Le campus de l'Université Laval. Photo : Amaury Paul

L’UL s’engage dans la protection de la grive de Bicknell

L’Université Laval et le Séminaire de Québec ont signé, la semaine dernière, une entente de 40 ans qui vise à préserver l’habitat de la grive de Bicknell, un oiseau menacé de disparition.

L’Université Laval a accepté d’être titulaire d’un bail de conservation financé par la Fondation de la faune du Québec. Selon le coordonnateur de projets à la Fondation de la faune du Québec, Sébastien Rioux, il s’agit d’une entente dont les retombées sont pour le moins significatives. « C’est 40 hectares qui seront protégés pour 40 ans. À ma connaissance, c’est la première fois qu’il y a une superficie d’habitat qui est protégée pour la grive de Bicknell en terre privée », relève-t-il.

Comme il ne s’agit pas d’une pratique courante, aucun outil de conservation ne convenait à la protection de l’espèce. « C’est correct de signer des papiers, en bons citoyens, les administrateurs de l’Université Laval peuvent le faire. Je crois qu’où ça prend son envol, c’est l’aspect d’innovation. La raison était bonne, mais le moteur c’était de trouver de nouvelles solutions », indique le directeur des opérations à la Forêt Montmorency, Hugues Sansregret.

Ce qui est d’autant plus intéressant, selon Sébastien Rioux, c’est la flexibilité de l’entente. « Quand on veut s’attaquer à la conservation de l’habitat d’une espèce en particulier sur de grands territoires, le concept d’aire protégée dynamique devient intéressant. Les habitats évoluent, leur qualité aussi », explique-t-il.

L’Université Laval pourra réaliser des projets de recherche sur ce territoire forestier protégé, tout en s’assurant de la protection de l’habitat de la grive de Bicknell. Cet emplacement est soustrait de développements forestier et éoliens.

Espèce menacée de disparition

La grive de Bicknell est désignée menacée. « On est au premier niveau après vulnérable », soutient le biologiste pour le Service canadien de la faune et étudiant au doctorat en sciences forestières à l’Université Laval, Yves Aubry.

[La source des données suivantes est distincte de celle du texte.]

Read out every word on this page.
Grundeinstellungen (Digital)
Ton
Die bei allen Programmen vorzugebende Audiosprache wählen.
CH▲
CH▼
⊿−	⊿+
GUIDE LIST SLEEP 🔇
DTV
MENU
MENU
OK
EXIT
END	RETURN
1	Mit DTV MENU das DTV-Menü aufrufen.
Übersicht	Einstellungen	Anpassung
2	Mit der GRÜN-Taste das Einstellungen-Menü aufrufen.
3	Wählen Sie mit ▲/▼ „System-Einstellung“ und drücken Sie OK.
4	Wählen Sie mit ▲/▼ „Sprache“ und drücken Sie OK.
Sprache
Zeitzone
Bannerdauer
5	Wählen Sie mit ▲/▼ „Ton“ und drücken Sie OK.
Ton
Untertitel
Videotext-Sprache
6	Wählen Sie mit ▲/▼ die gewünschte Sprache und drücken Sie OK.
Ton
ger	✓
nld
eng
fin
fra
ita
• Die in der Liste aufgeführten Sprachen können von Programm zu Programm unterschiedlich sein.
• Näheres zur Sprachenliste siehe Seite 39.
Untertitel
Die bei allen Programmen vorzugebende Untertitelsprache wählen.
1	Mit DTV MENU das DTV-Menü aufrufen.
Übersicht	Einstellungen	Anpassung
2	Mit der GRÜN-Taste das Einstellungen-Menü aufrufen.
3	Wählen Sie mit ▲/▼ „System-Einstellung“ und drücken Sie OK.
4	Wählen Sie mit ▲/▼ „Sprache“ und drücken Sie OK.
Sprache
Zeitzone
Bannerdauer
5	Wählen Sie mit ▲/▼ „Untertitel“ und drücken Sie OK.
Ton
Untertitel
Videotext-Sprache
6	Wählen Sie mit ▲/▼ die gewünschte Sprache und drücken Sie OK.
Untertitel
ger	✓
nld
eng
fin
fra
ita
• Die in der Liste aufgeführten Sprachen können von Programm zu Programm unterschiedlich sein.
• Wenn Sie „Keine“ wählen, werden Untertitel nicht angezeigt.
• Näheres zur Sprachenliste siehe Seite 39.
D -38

La raison : des perturbations dans son aire d’hivernage, soit les grandes Antilles. Haïti a perdu entre 80 à 90 % de ses forêts, de même pour la République dominicaine, qui a vu son milieu forestier diminuer grandement.

Ce qui inquiète encore plus les chercheurs, c’est la ségrégation de l’habitat dans les aires d’hivernage. Les mâles hivernent à plus haute altitude et les femelles à plus basse. Les habitats qui sont les plus transformés, selon Yves Aubry, sont ceux à basse altitude. Le sexe-ratio témoigne de l’impact de cette ségrégation. On dénombre deux à trois mâles pour une femelle.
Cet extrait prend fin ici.